One of them is the only medical treatment approved by Health Canada, and the first in this new class of medications called selective progesterone receptor modulators.
That’s positive news for women experiencing symptoms caused by uterine fibroids — specifically, benign tumours that grow on the walls of the uterus. It’s a widespread condition with 80 percent of African American women and 70 percent of Caucasian women developing the condition in their lifetimes. Almost half of those have significant and often disabling symptoms.
“We know a low blood or iron count due to heavy periods are under diagnosed and under treated...”
Though fibroids are benign, the ramifications of them are not. A recent Canadian survey of more than 9,000 women found with uterine fibroids determined that this group lost more work days, had greater levels of distress, and spent more money on feminine hygiene products than the general population. Meanwhile, a woman’s emotional wellbeing and the way she lives her life is also affected. In an international epidemiological survey of 21,000 women, 54 percent of those women with uterine fibroids said that it negatively impacted their lives. Of that 54 percent, sexual life was the most negatively impacted aspect followed by work performance, and relationships involving family or considered personal.
There are significant physical effects as well, including heavy menstrual bleeding, anemia, difficulty concentrating (due to low iron levels), fatigue, and discomfort. “The most significant of these symptoms of uterine fibroids is heavy menstrual bleeding,” says Dr. Sony Singh, Vice Chair of Gynecology at The Ottawa Hospital. “That usually starts the whole process rolling. Often patients are told this is normal. But, we know a low blood or iron count due to heavy periods are under diagnosed and under treated — so women are quite uncomfortable about seeing a physician to get the care needed.”
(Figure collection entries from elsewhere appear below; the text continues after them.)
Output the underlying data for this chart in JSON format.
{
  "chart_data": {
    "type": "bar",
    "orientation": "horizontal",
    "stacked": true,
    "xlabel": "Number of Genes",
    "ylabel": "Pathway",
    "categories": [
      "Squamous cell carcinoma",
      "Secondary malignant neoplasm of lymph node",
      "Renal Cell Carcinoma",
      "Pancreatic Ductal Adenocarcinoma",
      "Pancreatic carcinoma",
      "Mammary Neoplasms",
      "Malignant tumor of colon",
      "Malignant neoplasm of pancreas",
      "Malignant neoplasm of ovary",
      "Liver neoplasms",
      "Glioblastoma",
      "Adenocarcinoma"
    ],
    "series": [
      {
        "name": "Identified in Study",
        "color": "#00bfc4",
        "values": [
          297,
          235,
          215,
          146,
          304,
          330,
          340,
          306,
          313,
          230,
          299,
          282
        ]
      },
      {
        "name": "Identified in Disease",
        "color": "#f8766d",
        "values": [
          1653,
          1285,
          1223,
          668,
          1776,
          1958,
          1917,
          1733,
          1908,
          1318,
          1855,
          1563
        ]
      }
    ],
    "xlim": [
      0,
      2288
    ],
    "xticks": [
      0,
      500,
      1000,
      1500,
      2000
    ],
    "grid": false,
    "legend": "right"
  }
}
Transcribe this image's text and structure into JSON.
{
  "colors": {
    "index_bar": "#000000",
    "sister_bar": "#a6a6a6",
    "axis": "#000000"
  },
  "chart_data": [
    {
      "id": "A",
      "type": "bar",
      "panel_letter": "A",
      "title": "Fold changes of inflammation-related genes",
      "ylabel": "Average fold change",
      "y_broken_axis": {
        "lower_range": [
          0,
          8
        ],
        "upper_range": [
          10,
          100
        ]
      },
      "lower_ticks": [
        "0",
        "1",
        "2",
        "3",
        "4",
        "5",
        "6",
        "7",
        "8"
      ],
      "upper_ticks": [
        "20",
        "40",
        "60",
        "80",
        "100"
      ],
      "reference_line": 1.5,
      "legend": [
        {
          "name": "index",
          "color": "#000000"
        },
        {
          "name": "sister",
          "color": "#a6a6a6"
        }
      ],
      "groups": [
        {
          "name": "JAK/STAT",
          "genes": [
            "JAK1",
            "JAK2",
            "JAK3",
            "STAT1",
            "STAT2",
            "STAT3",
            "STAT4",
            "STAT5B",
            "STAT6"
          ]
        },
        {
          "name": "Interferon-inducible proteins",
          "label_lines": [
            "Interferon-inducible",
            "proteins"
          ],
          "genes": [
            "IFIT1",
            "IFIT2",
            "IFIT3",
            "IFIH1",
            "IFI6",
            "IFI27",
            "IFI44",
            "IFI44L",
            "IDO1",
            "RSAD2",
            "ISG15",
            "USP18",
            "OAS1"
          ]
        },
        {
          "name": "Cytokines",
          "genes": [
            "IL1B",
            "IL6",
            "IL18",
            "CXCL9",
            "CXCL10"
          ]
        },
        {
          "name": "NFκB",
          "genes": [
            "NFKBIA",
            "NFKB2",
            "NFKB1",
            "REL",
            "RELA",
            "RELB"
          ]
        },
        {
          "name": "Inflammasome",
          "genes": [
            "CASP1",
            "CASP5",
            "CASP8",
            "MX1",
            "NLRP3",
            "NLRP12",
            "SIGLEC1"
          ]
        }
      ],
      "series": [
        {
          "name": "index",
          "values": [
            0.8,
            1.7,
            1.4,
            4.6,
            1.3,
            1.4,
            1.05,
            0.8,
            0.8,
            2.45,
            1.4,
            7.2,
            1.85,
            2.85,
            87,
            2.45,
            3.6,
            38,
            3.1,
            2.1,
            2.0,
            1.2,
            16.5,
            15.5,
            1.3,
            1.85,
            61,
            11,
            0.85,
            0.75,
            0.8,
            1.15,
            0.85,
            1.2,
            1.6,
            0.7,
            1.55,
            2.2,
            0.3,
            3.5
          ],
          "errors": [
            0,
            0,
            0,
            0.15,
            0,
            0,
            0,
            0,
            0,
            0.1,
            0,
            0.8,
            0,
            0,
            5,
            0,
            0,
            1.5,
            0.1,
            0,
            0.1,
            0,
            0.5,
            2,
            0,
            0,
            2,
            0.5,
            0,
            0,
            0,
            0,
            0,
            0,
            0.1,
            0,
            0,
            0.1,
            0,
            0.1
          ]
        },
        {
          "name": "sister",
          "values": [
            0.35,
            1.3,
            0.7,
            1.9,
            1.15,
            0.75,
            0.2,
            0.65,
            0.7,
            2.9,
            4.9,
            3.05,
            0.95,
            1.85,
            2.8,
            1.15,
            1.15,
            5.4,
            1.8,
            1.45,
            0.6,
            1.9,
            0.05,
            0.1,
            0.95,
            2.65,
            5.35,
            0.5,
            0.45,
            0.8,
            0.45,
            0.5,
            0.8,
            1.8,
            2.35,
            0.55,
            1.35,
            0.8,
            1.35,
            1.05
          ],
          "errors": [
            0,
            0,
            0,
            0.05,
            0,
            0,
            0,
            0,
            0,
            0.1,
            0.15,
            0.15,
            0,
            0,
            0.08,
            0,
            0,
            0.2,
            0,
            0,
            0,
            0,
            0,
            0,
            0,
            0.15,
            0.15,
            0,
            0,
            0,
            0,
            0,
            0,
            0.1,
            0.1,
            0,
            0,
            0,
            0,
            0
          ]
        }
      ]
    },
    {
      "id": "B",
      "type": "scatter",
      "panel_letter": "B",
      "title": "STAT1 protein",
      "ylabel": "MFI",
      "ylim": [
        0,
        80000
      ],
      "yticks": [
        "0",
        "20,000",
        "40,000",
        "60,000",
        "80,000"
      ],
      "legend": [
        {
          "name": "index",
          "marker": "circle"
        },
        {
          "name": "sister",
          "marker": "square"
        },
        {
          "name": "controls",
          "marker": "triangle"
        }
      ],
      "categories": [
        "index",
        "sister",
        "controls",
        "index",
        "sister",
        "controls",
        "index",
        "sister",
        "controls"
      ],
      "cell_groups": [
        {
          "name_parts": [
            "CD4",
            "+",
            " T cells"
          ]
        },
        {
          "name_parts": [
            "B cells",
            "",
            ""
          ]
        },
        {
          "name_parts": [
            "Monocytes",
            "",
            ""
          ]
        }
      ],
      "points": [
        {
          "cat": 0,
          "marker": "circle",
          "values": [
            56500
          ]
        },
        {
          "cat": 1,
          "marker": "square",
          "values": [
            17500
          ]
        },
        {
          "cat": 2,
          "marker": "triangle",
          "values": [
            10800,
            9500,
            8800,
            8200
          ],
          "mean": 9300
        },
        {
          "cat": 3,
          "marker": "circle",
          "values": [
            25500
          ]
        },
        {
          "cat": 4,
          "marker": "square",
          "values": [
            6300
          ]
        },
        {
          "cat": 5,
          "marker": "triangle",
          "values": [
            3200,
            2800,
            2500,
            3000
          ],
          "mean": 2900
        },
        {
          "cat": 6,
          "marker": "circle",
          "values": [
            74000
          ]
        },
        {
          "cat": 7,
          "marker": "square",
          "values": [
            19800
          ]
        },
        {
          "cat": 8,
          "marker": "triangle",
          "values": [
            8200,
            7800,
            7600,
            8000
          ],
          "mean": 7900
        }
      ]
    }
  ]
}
“There is also a significant social and economic impact in terms of costs to the health care system and the care needed,” explains Dr. Singh. “It is equivalent to other chronic diseases like diabetes and arthritis. We don’t talk about this much because it is a reproductive issue. People don’t like to discuss things like periods, but it’s important to bring awareness and advocacy for women who are suffering.”
Now, with the introduction of this new therapy, there is a minimally invasive, non-surgical treatment option to address many of the issues uterine fibroids pose for patients, physicians, and other healthcare professionals. Patients are encouraged to discuss this treatment with their doctor. It’s reflective of a change in thinking about treatment that points to medical management as a first preferred approach before last resort surgical procedures. In Canada, the majority of hysterectomies (about 30 percent) are done as a result of uterine fibroids. For women of child-bearing age who hope to conceive, it has life-changing consequences.
"We don’t talk about this much because it is a reproductive issue. People don’t like to discuss things like periods, but it’s important to bring awareness and advocacy for women who are suffering."
The new treatment is a daily pill taken for three continuous months, offering improvement for patients. This course of treatment can be repeated, if needed. “The drug is most effective in controlling heavy menstrual bleeding in women with fibroids,” says Dr. Singh. “Women who have heavy bleeding can get good control of their periods with this medication while waiting for surgery or as an alternative to it. Those who want to avoid surgery long term can actually take several courses of treatment — and that is exciting as well.”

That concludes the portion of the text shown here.